Ольга вырвалась из его объятий, забыв поднять свалившуюся шаль. Взлетела по ступенькам крыльца, скрылась за дверью. Сейчас она оденется…

Поколебавшись секунду, Янош круто повернулся, выбежал из калитки, впрыгнул в кабину, крикнул шоферу:

— Поехали! Быстро!

Нетерпеливо дрожащий грузовик рванулся с места. Янош оглянулся. В раскрытой калитке мелькнула фигура в белом — Ольга была еще в рубашке, к груди прижимала скомканную одежду. Горло Яноша перехватило: «Обманул, как ребенка!»

Когда вместе с бойцами, снятыми им с постов, Янош вернулся на пристань, там все уже было готово к отплытию.

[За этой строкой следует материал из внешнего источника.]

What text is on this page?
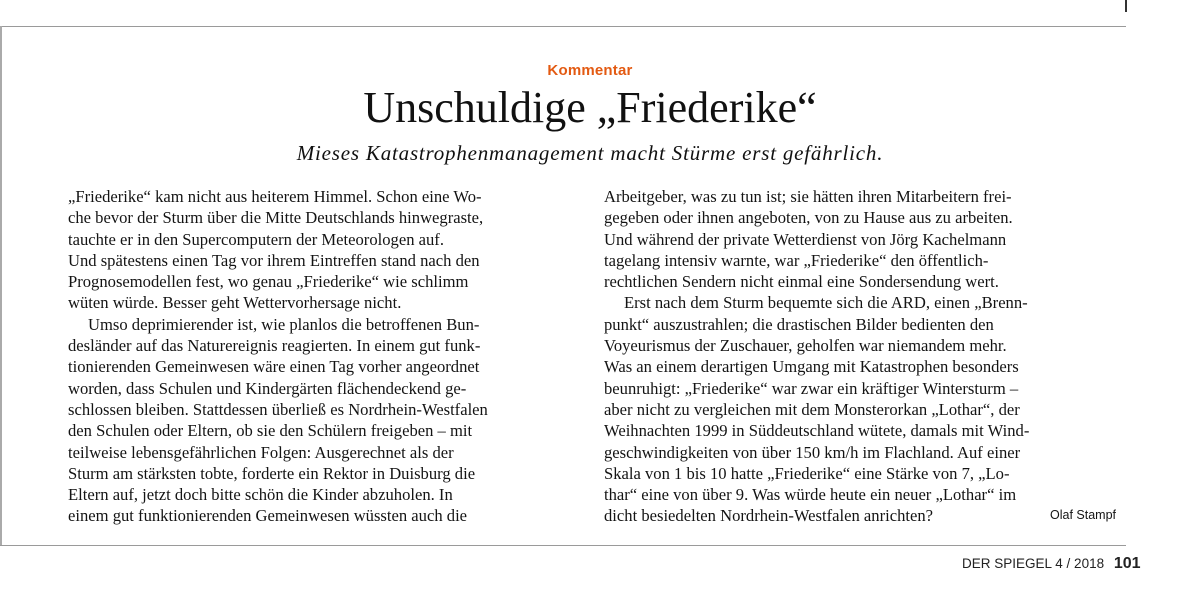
Kommentar
Unschuldige „Friederike“
Mieses Katastrophenmanagement macht Stürme erst gefährlich.
„Friederike“ kam nicht aus heiterem Himmel. Schon eine Wo-
che bevor der Sturm über die Mitte Deutschlands hinwegraste,
tauchte er in den Supercomputern der Meteorologen auf.
Und spätestens einen Tag vor ihrem Eintreffen stand nach den
Prognosemodellen fest, wo genau „Friederike“ wie schlimm
wüten würde. Besser geht Wettervorhersage nicht.
Umso deprimierender ist, wie planlos die betroffenen Bun-
desländer auf das Naturereignis reagierten. In einem gut funk-
tionierenden Gemeinwesen wäre einen Tag vorher angeordnet
worden, dass Schulen und Kindergärten flächendeckend ge-
schlossen bleiben. Stattdessen überließ es Nordrhein-Westfalen
den Schulen oder Eltern, ob sie den Schülern freigeben – mit
teilweise lebensgefährlichen Folgen: Ausgerechnet als der
Sturm am stärksten tobte, forderte ein Rektor in Duisburg die
Eltern auf, jetzt doch bitte schön die Kinder abzuholen. In
einem gut funktionierenden Gemeinwesen wüssten auch die
Arbeitgeber, was zu tun ist; sie hätten ihren Mitarbeitern frei-
gegeben oder ihnen angeboten, von zu Hause aus zu arbeiten.
Und während der private Wetterdienst von Jörg Kachelmann
tagelang intensiv warnte, war „Friederike“ den öffentlich-
rechtlichen Sendern nicht einmal eine Sondersendung wert.
Erst nach dem Sturm bequemte sich die ARD, einen „Brenn-
punkt“ auszustrahlen; die drastischen Bilder bedienten den
Voyeurismus der Zuschauer, geholfen war niemandem mehr.
Was an einem derartigen Umgang mit Katastrophen besonders
beunruhigt: „Friederike“ war zwar ein kräftiger Wintersturm –
aber nicht zu vergleichen mit dem Monsterorkan „Lothar“, der
Weihnachten 1999 in Süddeutschland wütete, damals mit Wind-
geschwindigkeiten von über 150 km/h im Flachland. Auf einer
Skala von 1 bis 10 hatte „Friederike“ eine Stärke von 7, „Lo-
thar“ eine von über 9. Was würde heute ein neuer „Lothar“ im
dicht besiedelten Nordrhein-Westfalen anrichten?	Olaf Stampf
DER SPIEGEL 4 / 2018 101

На берегу не осталось почти никого. Только с десяток интербатовцев в оцеплении да пулеметчики с «максимом» у съезда на пристань оставались пока на прежних местах. Оба парохода полны людьми — повсюду у поручней зеленели гимнастерки, торчали винтовки, на верхних палубах, возле капитанских рубок, стояли пулеметы. Буксир за время, пока Гомбаш отсутствовал, тоже приобрел воинственный вид: с его широкой кормы глядела трехдюймовка.

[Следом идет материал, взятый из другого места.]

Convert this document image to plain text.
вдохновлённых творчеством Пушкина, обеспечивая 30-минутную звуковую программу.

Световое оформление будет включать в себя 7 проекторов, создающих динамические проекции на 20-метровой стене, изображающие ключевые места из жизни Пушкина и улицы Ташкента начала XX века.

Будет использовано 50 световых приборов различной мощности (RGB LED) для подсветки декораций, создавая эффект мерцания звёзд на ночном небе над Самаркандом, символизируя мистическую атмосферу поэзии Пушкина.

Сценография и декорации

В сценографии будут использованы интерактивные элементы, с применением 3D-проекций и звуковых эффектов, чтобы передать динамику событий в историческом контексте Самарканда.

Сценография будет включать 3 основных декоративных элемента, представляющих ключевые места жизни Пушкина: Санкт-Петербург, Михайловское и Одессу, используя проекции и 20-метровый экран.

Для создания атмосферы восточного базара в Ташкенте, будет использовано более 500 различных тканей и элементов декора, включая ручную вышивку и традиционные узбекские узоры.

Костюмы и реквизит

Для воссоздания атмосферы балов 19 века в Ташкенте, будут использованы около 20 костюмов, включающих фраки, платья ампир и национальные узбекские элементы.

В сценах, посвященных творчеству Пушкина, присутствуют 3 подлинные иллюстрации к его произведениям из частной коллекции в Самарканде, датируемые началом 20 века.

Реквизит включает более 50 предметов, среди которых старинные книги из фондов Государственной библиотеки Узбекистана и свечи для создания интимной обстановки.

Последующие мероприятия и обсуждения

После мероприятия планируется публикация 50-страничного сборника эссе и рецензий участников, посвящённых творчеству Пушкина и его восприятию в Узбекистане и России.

Едва грузовик остановился, к нему торопливо подошел Корабельников:

— Опаздываете… — Грустно усмехнулся: — Считайте, в Ломске Советской власти уже с полчаса нет. Вся она здесь, на пристани. Товарищ Гомбаш, отправляйтесь на «Республику». Ваш командир там. Сейчас уходим.

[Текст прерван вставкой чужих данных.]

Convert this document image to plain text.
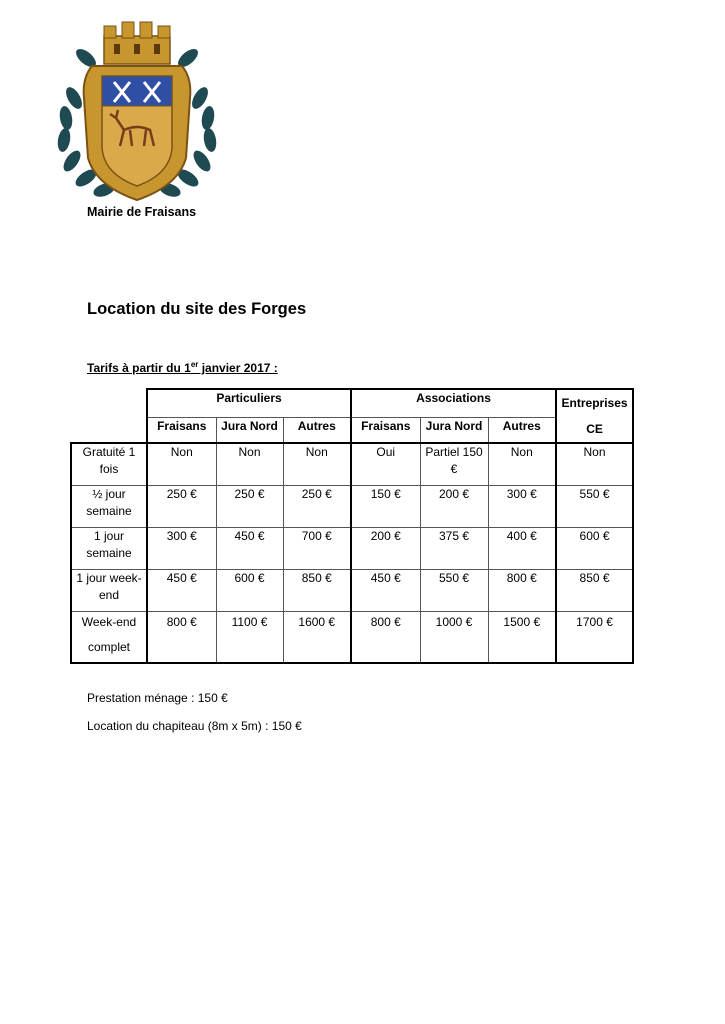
Mairie de Fraisans
Location du site des Forges
Tarifs à partir du 1er janvier 2017 :
	Particuliers			Associations			Entreprises
CE

	Fraisans	Jura Nord	Autres	Fraisans	Jura Nord	Autres	
Gratuité 1 fois	Non	Non	Non	Oui	Partiel 150 €	Non	Non
½ jour semaine	250 €	250 €	250 €	150 €	200 €	300 €	550 €
1 jour semaine	300 €	450 €	700 €	200 €	375 €	400 €	600 €
1 jour week-end	450 €	600 €	850 €	450 €	550 €	800 €	850 €

Week-end
complet	800 €	1100 €	1600 €	800 €	1000 €	1500 €	1700 €
Prestation ménage : 150 €
Location du chapiteau (8m x 5m) : 150 €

Уже с борта парохода Гомбаш увидел, как вкатывают на баржу грузовик, на котором он только что приехал, как уходят с берега на «Ермак» стоявшие в оцеплении бойцы и последними торопливо тащат за собой вниз по булыжному спуску пулеметчики свой «максим». На улицах, прилегающих к пристани, по-прежнему безлюдно. И снова боль, словно ток, прошла по сердцу: каким неладным получилось расставание с Ольгой, какую обиду он ей нанес… Напрягая зрение, всматривался туда, где за россыпью серых тесовых и красных, зеленых, коричневых железных крыш торчит труба спичечной фабрики. Дом Ольги чуть правее, чуть ближе этой трубы… «Все-таки получается, я бросил ее! — в смятении думал Янош. — А если ей будет плохо без меня? Но иначе невозможно! Нельзя подвергать ее опасностям походной жизни…»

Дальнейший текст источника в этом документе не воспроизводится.